The only way around this is passing a "thread" identity around all links, ( that is, rewriting every site link on the fly to foo.bar?thread=2 or thread=1 to indicate which session to use for things ), and that is a complete nightmare, not to mention security implications.
The only real way to do it is via browser-sand boxing, the user tells the browser that a given tab and all offshoots use one cookie set, and the other tab and all offshoots use another.
In essence, its not a problem that can be solved by websites in a practical manner.
There's practically no good way to store this information without delegating the controls to how it works to browsers to implement, and for users to manually indicate when they want to fork into a new session.
Single Browser Solutions that should work today:
CookieSwap 0.5.1 Appears to permit "state toggles" of various cookie sets, It doesn't do whats needed to be able to just browse them magically, but its a partial solution. I can't test it myself because it hasn't been ported to FF3.1 yet.
"Why would multiple users from a single client at once be a bad idea?"
It is not a bad idea at all, but the use of HTTP forces us down this route.
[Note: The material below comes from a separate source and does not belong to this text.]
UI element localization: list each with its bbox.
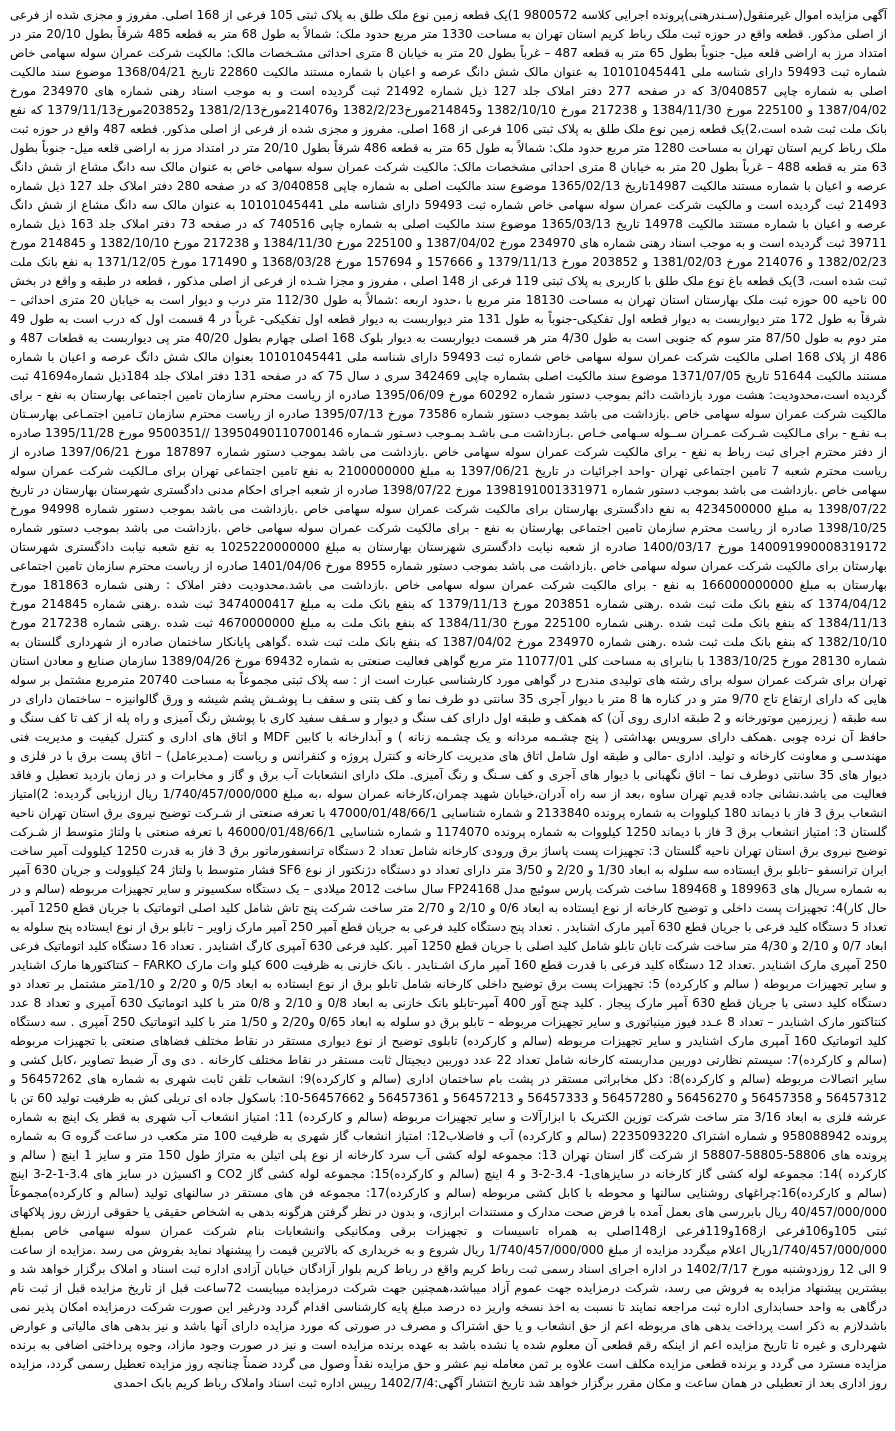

Most client/server protocols are stateful - the client need authenticate only once during handshaking and then the session is represented by the socket connection. If you lose the connection, you lose the session and have to re authenticate. It is then trivial to write applications that allow multiple sessions (as the same or different users) in the one process.
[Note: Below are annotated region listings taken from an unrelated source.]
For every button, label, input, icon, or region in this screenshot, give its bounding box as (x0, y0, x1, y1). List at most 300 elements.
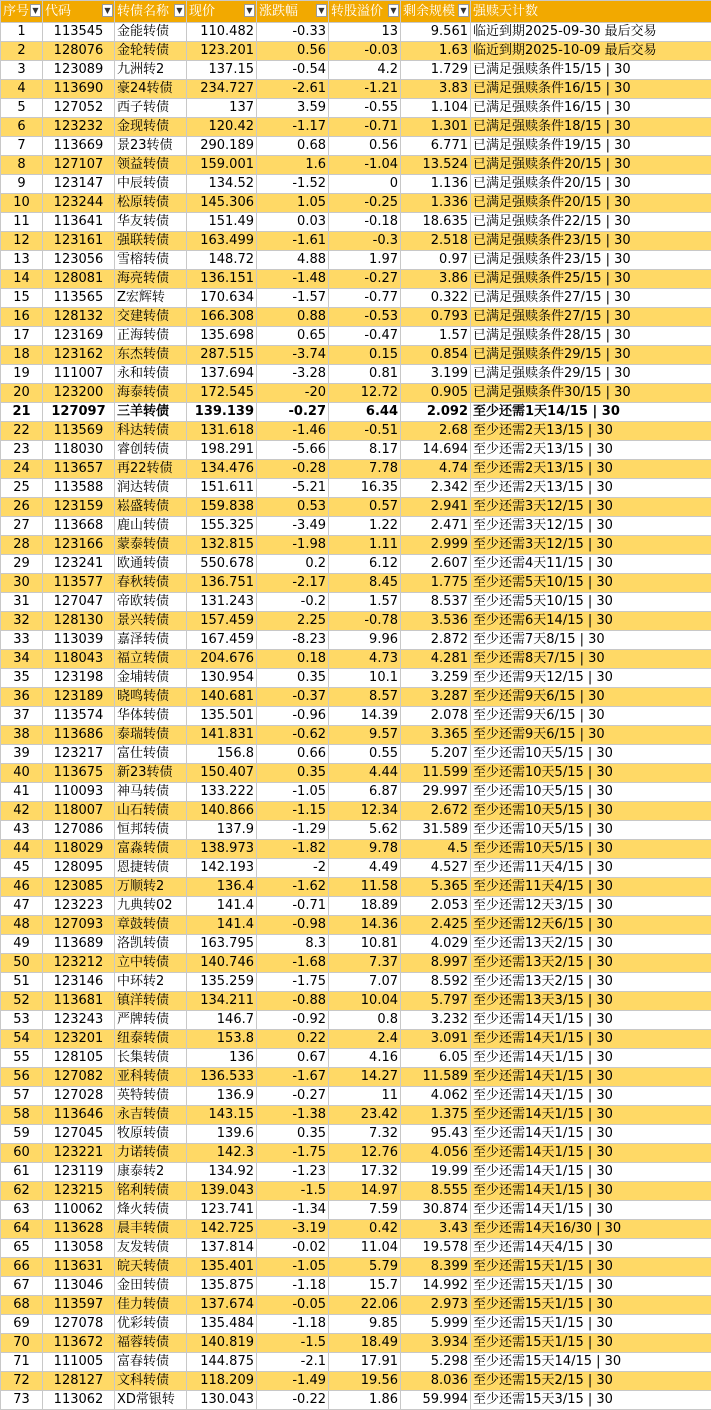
table-row[interactable] (1, 1049, 711, 1068)
table-row[interactable] (1, 441, 711, 460)
cell-code[interactable]: 113062 (43, 1391, 115, 1410)
cell-price[interactable]: 132.815 (187, 536, 257, 555)
cell-redemption[interactable]: 至少还需13天2/15 | 30 (471, 973, 711, 992)
cell-premium[interactable]: 0.42 (329, 1220, 401, 1239)
cell-premium[interactable]: 0.81 (329, 365, 401, 384)
cell-redemption[interactable]: 至少还需2天13/15 | 30 (471, 441, 711, 460)
cell-redemption[interactable]: 已满足强赎条件16/15 | 30 (471, 80, 711, 99)
cell-index[interactable]: 70 (1, 1334, 43, 1353)
cell-premium[interactable]: 14.97 (329, 1182, 401, 1201)
cell-redemption[interactable]: 至少还需14天1/15 | 30 (471, 1049, 711, 1068)
cell-name[interactable]: 中辰转债 (115, 175, 187, 194)
cell-premium[interactable]: 8.57 (329, 688, 401, 707)
cell-change[interactable]: 0.67 (257, 1049, 329, 1068)
cell-code[interactable]: 123147 (43, 175, 115, 194)
cell-redemption[interactable]: 至少还需15天1/15 | 30 (471, 1334, 711, 1353)
cell-change[interactable]: -1.67 (257, 1068, 329, 1087)
cell-name[interactable]: 万顺转2 (115, 878, 187, 897)
cell-code[interactable]: 123162 (43, 346, 115, 365)
cell-index[interactable]: 48 (1, 916, 43, 935)
cell-change[interactable]: -0.28 (257, 460, 329, 479)
table-row[interactable] (1, 1106, 711, 1125)
cell-redemption[interactable]: 已满足强赎条件18/15 | 30 (471, 118, 711, 137)
cell-index[interactable]: 47 (1, 897, 43, 916)
dropdown-arrow-icon[interactable]: ▼ (30, 4, 41, 17)
cell-name[interactable]: 睿创转债 (115, 441, 187, 460)
cell-index[interactable]: 37 (1, 707, 43, 726)
cell-name[interactable]: 神马转债 (115, 783, 187, 802)
cell-change[interactable]: 1.05 (257, 194, 329, 213)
HTTP is stateless. The client needs to re-authenticate in some manner with every single request. Authentication information is usually stored in cookies so that the user does not have to be involved once the initial authentication has been done. Cookies, however, are global - not just global with in the process, but generally across instances/invocations of the application. Hence, you are stuck with a single session.
You would have thought that web-app designers would have looked at this massive limitation as a sign that HTTP just isn't the right protocol for client/server application development.
One implication of multiple logins is how to manage privileges. Say I have two accounts, one has a privilege to delete user accounts and my other account lacks this privilege.
If I can be logged into both of my accounts simultaneously, which takes precedence, do I have the union of privileges from both accounts, or only the intersection of privileges held by both accounts?
If I have the union of privileges, would I have the ability to combine privileges from these multiple accounts in ways that give me too much power? What does this imply for Sarbanes-Oxley compliance?
An equivalent issue is seen in SQL, with respect to "roles" which are groups of privileges. In standard SQL, a given account is permitted to adopt multiple roles, but only one at a time. This prevents you from exercising too much privilege.
Cookie state is anchored to the host header...
Use a different hostname or use its IP address directly to connect to the site. Depending on the site you may be able to setup a bunch of local host aliases to the site allowing you to be logged on more than once as each alias would have its own cookie state.
If the site redirects to itself to force a specific host header the aliasing won't work and you'll need to use multiple browsers.
Since you first wrote the question, IE 8 has been officially released and it has a built-in feature that does what you want. From the "File" menu, click on "New Session." This will open a new window that will not share session cookies with the original window, allowing you to be logged into the same site under different logins simultaneously.
http://blogs.msdn.com/ie/archive/2009/05/06/session-cookies-sessionstorage-and-ie8.aspx
You can do multiple sessions in Firefox by creating new profiles - run: firefox.exe -P which is where you can set up multiple profiles that will have different cookies - you can run multiple sessions of firefox at the same time by using firefox.exe -P "profileName" -no-remote . the no remote will only allow 1 window per session but will also allow multiple sessions at the same time.